Jika kerumunan hanya beranggotakan 250 orang, peluang adanya seseorang yang terinfeksi korona hadir pada acara tersebut hanya 5 persen. ”Jadi sangatlah penting memperkecil jumlah kerumunan dan tetap jaga jarak,” kata Weitz kepada National Geographic.
Untuk itu, Syahrizal mengingatkan para pejabat agar menerapkan jaga jarak dan mengurangi interaksi sosial dengan orang lain. ”Kalau rapat harus berjarak. Dan yang penting harus mendidik masyarakat agar patuh tinggal di rumah dan menjaga risiko jika keluar rumah,” ujarnya.
Pasien 31
Di Korea Selatan, fenomena superspreading identik dengan ”Pasien 31”, perempuan berusia 61 tahun warga kota Daegu. Pasien ini sempat mengeluh demam pada 7 Februari, tetapi menolak dites korona.
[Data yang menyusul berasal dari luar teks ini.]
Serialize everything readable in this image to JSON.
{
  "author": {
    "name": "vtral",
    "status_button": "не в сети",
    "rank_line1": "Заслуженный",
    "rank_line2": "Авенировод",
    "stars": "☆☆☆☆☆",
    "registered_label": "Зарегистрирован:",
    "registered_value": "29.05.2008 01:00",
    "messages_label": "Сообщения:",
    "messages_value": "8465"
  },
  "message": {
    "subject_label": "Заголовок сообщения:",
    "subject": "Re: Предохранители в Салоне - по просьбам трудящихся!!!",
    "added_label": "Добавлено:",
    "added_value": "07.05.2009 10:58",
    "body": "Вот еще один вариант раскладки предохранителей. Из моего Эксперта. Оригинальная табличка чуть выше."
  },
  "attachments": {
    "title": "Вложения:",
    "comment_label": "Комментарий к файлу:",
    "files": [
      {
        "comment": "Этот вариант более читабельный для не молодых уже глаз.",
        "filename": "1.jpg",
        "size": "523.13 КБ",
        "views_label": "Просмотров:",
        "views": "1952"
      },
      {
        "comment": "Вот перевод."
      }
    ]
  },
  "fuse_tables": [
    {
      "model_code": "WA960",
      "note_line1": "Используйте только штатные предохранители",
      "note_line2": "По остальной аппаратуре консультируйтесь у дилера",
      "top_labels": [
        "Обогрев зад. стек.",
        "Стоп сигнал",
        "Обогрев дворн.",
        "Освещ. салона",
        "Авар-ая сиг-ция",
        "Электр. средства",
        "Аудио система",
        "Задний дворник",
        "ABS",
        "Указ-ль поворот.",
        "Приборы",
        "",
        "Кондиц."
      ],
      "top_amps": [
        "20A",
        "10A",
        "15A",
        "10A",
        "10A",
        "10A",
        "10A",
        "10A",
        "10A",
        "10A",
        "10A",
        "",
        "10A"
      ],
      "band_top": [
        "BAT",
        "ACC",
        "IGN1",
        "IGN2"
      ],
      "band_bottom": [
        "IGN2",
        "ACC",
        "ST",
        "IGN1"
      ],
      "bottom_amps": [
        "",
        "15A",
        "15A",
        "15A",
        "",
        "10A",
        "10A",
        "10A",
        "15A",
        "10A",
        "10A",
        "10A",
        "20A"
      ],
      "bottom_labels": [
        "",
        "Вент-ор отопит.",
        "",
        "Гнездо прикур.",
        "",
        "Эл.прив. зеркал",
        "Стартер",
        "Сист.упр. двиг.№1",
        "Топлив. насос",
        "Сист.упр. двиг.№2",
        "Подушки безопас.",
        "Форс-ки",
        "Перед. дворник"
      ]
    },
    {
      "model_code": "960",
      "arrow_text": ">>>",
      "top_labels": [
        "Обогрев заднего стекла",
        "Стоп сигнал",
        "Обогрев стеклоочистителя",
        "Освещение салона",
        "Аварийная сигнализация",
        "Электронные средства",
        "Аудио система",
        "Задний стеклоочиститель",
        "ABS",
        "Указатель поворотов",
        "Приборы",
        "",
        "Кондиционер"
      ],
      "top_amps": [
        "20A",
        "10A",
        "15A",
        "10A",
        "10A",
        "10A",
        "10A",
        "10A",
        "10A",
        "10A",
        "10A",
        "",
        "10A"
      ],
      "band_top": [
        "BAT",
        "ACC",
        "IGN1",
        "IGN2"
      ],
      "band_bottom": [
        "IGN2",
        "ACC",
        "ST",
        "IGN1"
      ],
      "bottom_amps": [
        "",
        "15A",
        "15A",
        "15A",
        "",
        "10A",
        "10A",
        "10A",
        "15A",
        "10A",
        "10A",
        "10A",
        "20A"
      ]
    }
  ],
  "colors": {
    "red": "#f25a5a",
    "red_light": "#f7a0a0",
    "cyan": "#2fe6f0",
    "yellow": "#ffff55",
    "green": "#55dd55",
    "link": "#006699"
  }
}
Dia kemudian dites 10 hari kemudian dan ditemukan positif keesokan harinya. Namun, dalam jangka waktu beberapa hari tersebut, Pasien 31 telah mengunjungi sejumlah tempat publik; dari prasmanan di hotel, pemandian umum, hingga dua kali ke gereja, Gereja Shincheonji Daegu. Total, dipercaya, pasien ini berkontak dengan 1.160 orang.
Pusat Pencegahan dan Pengendalian Penyakit Korea Selatan (KCDC) pada 18 Maret mengumumkan bahwa penyebaran virus yang terkait dengan Gereja Shincheonji adalah 4.482 kasus, atau sekitar 60 persen total kasus di negara tersebut pada saat itu.
Fenomena superspreader dengan jumlah masif juga pernah terjadi pada pandemi SARS 2003. Kejadian bermula ketika Lui Jianlun, dokter asal Guangdong, China—asal mula virus penyakit tersebut—pergi menginap selama satu malam di sebeuah hotel di Hong Kong pada 21 Februari 2003.
Mungkin hanya satu malam, tetapi Jianlun telah menularkan kepada setidaknya 16 tamu hotel yang menginap di lantai yang sama.
WHO mencatat, dalam empat bulan setelah kejadian tersebut, lebih dari 4.000 kasus dan 550 pasien meninggal akibat SARS di seluruh dunia, memiliki kaitan dengan Jianlun.